J. G. Frazer, yiğitliği ispatlama motifini ilkel kabilelerde erkeğin evlenebilecek çağa geldiğinin göstergesi olarak izah etmiştir. (Frazer, 1992: 308-322) Türk destanlarının bir kısmında da kahramanın evlilik için seçtiği kızı almadan önce birçok zorlu sınavdan geçtiği

görülür. Mesela, Alpamış Destanı’nın Özbek varyantında kahraman beşik kertmesi olduğu halde Barçın’ı alabilmek için onun diğer talipleri ile yarışmak zorunda kalır. Yarışların dördünden de başarılı çıkarak Barçın’ı almaya hak kazanır. (Ergun: 1998: 65) Kahraman ne kadar yüce olursa olsun onun için dahi kız almak o kadar kolay bir iş değildir. Evlilik motifinin destanlarda bu denli zor gerçekleşiyor olması, evlilik ve aile kurmanın her iki taraf için de özenle ve üzerinde iyice düşünülerek yapılması gereken bir iş olduğunu göstermektedir.

Belirtmek gerekir ki, kimi destanlarda kahramanın özellikle han soyundan gelen kızları almak için ortaya konan şartları yerine getirmeleri yeterli olmaz. Çoğu zaman kızların han babaları sözlerinden döner. Bu durumlarda kahraman, kızın han babası ve akrabalarını öldürmek zorunda kalır. V. Propp; Oidipus’u incelerken kahramanın fethettiği ülkenin kraliçesi ya da soylu bayanlarından biri ile yaptığı evliliği saltanatın aktarılması geleneğiyle açıklamaktadır. (Propp, 1998: 23) Dolayısıyla, müstakbel eşin ailesinin kahraman tarafından öldürülmesi sonucu iktidar eş konumuna gelmesi hasebiyle kahramana geçer.

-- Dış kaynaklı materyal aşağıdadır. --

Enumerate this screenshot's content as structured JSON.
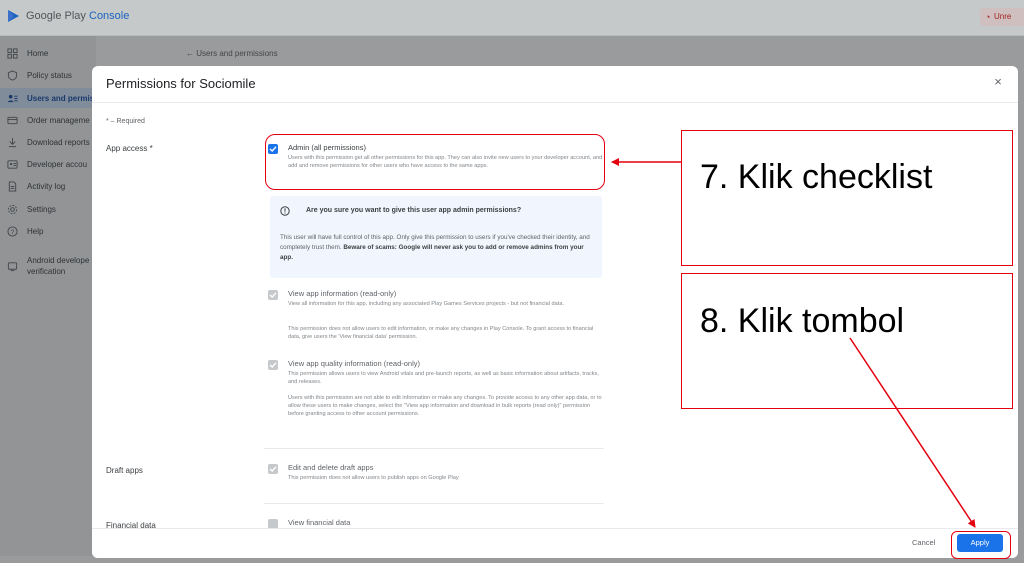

Kahraman evleneceği kızı ne kadar zor elde ederse kuracağı yuva ve alınan eş, o kadar muteber olur. Çeşitli mücadeleler sonucu alınan kız, gelin getirildiği toplum içinde de saygın bir yer edinir. Kızı almak için yapılan mücadelelerin muhatabının bizzat gelin adayının kendisi olduğu durumlarda geline duyulan saygı daha da perçinlenir. Çünkü bu gibi durumlarda sadece kahraman değil kahramanın kendine eş seçtiği kız da yiğitliğini ispatlamış olur. Bu motif özellikle orta dönem kahramanlık destanlarında karşımıza çıkar. Kahraman sürekli hareket ve savaş halindedir. Evlendikten sonra dahi sürekli dışarıdadır. Kahramanın eşi, erkeğinin yanında olmadığı zamanlarda hem kendini hem yurdunu koruyup kollayabilecek yeteneklere sahip olmalıdır. Taşıdığı olağanüstü özellikler ve kazandığı zaferler nedeniyle halk tarafından el üstünde tutulan kahramanın düşmanı da çoktur. Özellikle kahramanın yokluğu esnasında iç ve dış düşmanların kahramana zarar vermek için tercih ettikleri ilk yol ailesine saldırmaktır. Düşman için kahramanın eşini elde etmek çoğu zaman öncelikli hedeftir. Mesela, Manas’ın eşi Kanıkey ile Manas’ın ölümünden sonra üvey kardeşleri evlenmek ister. Fakat Kanıkey aklı ve cesareti ile bu durumu bertaraf etmeyi başarır. Hatta Manas’tan olan oğlu Semetey’i babasının adına lâyık bir yiğit olarak yetiştirip, Manas’ın intikamını aldırmayı başaracak kadar zeki bir kadındır. Destanda Kanıkey’in cesareti ve yiğitliği daha Manas’la evlenmeden önce meydana çıkar. Kanıkey, evlenmeden önce çadırına giren Manas’ı aralarında çıkan bir arbede sonucu bıçakla yaralar. Daha o vakit; Kanıkey’in ailesini, namusunu koruyup kollayacak ve bir kahraman eşi olmaya yaraşacak özelliklere sahip olduğu anlaşılır. (Yıldız, 1995: 549) Özetle, kahramanın eş seçerken arayacağı özelliklerin en başında yiğitlik ve akıl gelir.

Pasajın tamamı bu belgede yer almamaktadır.